Gigantism refers to abnormally high linear growth due to excessive action of insulin-like growth factor-I (IGF-I) while the epiphyseal growth plates are open during childhood. Acromegaly is the same disorder of IGF-I excess when it occurs after the growth plate cartilage fuses in adulthood. Gigantism is a nonspecific term that refers to any standing height more than 2 standard deviations above the mean for the person's sex, age, and Tanner stage (ie, height Z score >+2). These disorders are placed along a spectrum of IGF-I hypersecretion, wherein the developmental stage when such excess originates determine the principal manifestations. The onset of IGF-I hypersecretion in childhood or late adolescence results in tall stature. This article focuses on IGF-I excess with an onset during childhood.

The most remarkable example of a person with gigantism was Robert Wadlow, called the Alton giant, who stood 8 feet 11 inches tall at the time of his death in his mid-20s (see Media file 1). A more recent person, widely known for his wrestling and movie roles, was Andre Roussimoff, or Andre the Giant. He was 6 feet 3 inches tall at age 12 years and reached a height of 7 feet 4 inches by adulthood.

More recently, scientific breakthroughs in the molecular, genetic, and hormonal basis of growth hormone (GH) excess have provided important insights into the pathogenesis, prognosis, and treatment of this exceedingly rare disease.

Pathophysiology

Causes of excess IGF-I action may be divided into 3 categories: (1) those originating from primary GH excess released from the pituitary; (2) those caused by increased GH-releasing hormone (GHRH) secretion or hypothalamic dysregulation; and (3) hypothetically, those related to the excessive production of IGF-binding protein, which prolongs the half-life of circulating IGF-I.

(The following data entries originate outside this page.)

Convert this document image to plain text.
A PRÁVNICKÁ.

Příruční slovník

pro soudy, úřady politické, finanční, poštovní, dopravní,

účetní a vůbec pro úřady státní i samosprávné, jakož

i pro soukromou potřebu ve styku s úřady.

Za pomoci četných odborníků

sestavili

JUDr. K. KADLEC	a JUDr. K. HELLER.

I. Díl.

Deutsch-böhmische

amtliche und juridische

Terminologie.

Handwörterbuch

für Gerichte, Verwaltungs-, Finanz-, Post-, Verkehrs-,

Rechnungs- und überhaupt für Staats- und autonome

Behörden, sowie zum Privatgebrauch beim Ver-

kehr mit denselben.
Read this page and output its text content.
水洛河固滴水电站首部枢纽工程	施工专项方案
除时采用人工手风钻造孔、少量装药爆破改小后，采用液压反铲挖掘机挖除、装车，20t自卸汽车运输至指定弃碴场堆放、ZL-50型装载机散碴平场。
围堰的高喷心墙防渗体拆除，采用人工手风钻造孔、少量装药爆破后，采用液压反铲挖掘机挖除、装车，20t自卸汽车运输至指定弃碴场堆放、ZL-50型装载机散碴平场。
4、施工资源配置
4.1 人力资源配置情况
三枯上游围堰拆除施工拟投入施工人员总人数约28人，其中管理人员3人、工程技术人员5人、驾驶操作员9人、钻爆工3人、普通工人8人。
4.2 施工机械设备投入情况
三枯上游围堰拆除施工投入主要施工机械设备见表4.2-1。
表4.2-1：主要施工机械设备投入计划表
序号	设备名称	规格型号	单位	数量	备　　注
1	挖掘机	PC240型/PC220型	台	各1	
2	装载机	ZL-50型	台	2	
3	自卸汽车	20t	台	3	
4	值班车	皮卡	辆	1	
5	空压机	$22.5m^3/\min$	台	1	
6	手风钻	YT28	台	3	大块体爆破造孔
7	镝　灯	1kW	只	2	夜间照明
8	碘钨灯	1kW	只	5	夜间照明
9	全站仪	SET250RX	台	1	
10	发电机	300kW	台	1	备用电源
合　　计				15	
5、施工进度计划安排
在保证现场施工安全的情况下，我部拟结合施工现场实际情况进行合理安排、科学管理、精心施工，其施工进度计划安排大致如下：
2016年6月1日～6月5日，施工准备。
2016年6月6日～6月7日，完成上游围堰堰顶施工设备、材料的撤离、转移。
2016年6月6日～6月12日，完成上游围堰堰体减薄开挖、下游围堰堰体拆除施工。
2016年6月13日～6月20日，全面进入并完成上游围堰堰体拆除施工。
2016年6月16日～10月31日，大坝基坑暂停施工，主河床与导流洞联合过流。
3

By far, most people with giantism have GH-secreting pituitary adenomas or hyperplasia. Although gigantism is typically an isolated disorder, rare cases occur as a feature of other conditions, such as multiple endocrine neoplasia (MEN) type I, McCune-Albright syndrome (MAS), neurofibromatosis, tuberous sclerosis, or Carney complex.

Approximately 20% of patients with gigantism have MAS (the triad of precocious puberty, café au lait spots, fibrous dysplasia) and may have either pituitary hyperplasia or adenomas (see Media file 2).

Frequency

United States

Gigantism is extremely rare, with approximately 100 reported cases to date. Acromegaly is more common than giantism, with an incidence of 3-4 cases per million people per year and a prevalence of 40-70 cases per million population.

Mortality/Morbidity

Because of the small number of people with gigantism, mortality and morbidity rates for this disease during childhood are unknown.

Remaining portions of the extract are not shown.